Russell conhecia o sentido e o significado do anarquismo quando escreve em 1918, pouco antes de ser preso por ter denunciado a legitimidade da I Grande Guerra Mundial, o livro “Roads to Freedom: socialism, anarchism, and syndicalism”, onde inclui uma citação de Lao-Tzu:

Production without possession
Action without self-assertion
Development without domination (**)

Num fundamentado texto da sua autoria, Russell define o anarquismo como a teoria que se opõe a toda a espécie de governo que resulte de uma imposição à força. A liberdade é o supremo bem do credo anarquista, devendo a liberdade ser entendida como a via mais directa para a abolição de todo o controle forçado sobre os indivíduos pela comunidade. Russell defende que o anarquismo deve ser o ideal último para o qual a sociedade deve continuamente aproximar-se. Aliás, o próprio Russell defende que o anarquismo está particularmente ajustado em áreas tão diversas como a arte, a ciência, as relações humanas, a alegria e o gozo de viver.

No entanto, ele confessa que por enquanto, e nos tempos mais próximos, será muito difícil que este sonho se venha a realizar. Numa sua obra de juventude “Principles of Social Reconstruction” (1916), ele admite que o Estado e a propriedade são as duas mais poderosas instituições no mundo moderno. Porém, ao mesmo tempo que tenta demonstrar quanto dispensáveis são muitos dos poderes estatais, também aceita a utilidade de outros a fim de evitar a substituição da lei pela força nas relações humanas. “A anarquia primitiva, que antecedeu a lei, era muito pior que a lei”, escreve Russell. O Estado teria também, segundo ele, um papel positivo a desempenhar na educação obrigatória, na saúde e na administração da justiça económica.

Apesar das fortes críticas de Bakunine e de Kropotkine contra o Estado, Russell admite que alguma coerção da comunidade deva subsistir sob a forma de lei, assim como o Estado é uma instituição necessária para a realização de certas e limitadas tarefas. Sem o Estado o forte poderia oprimir o fraco. Defendia, entre todas as ideologias então referenciadas, o socialismo corporativista (guild socialism), se bem que sempre recordando que “o livre crescimento do indivíduo deva ser o fim supremo de todo o sistema político”. Num dos números do jornal anarquista Freedom (fundado por Kropotkine) o livro “Roads to Freedom” de Bertrand Russell é vivamente recomendado, observando que os trabalhos do autor contêm propostas construtivas para o anarquismo.
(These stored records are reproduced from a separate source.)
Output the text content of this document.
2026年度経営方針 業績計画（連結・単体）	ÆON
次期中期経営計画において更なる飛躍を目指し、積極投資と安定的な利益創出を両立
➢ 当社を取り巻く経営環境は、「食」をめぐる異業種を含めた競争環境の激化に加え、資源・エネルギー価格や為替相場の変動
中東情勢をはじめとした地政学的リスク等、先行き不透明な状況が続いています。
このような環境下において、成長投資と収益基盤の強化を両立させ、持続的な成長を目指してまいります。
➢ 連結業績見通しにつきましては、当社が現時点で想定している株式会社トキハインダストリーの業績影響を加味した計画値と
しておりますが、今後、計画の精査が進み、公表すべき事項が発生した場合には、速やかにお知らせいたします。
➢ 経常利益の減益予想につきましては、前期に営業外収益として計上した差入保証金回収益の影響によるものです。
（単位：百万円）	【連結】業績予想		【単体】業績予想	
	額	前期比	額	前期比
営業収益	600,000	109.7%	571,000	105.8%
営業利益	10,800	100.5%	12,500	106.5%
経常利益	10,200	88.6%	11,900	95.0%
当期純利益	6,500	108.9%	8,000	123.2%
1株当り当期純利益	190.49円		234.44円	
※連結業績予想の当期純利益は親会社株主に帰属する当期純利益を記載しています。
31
Russel visitou a Rússia no Verão de 1920 onde se encontrou com anarquistas como Emma Godman e Alexander Berkman que lhe apresentaram a cidade de Moscovo e vários líderes bolchevistas. O livro que reúne as suas impressões dessa viagem, “The Practice and Theory of Bolchevism” (1920), inclui já várias observações críticas à situação numa altura em que qualquer crítica à ditadura bolchevista era vista, pela esquerda, como uma traição. Dois anos depois, quando Emma Goldman procurou refúgio político na Grã- Bretanha, foi Russell que fez as necessárias diligências junto do Home Office, garantindo que aquela se comprometia a não desenvolver qualquer forma de anarquismo violento no país. No jantar de boas-vindas em Oxford, a única pessoa a aplaudir os violentos ataques feitos por Goldman ao governo soviético foi Russell. A reportagem do Freedom sobre o acontecimento terminava assim: “Mr. Russell, o filósofo mais acutilante da Inglaterra, proferiu então um discurso onde demonstrava as suas mais firmes convicções anarquistas.”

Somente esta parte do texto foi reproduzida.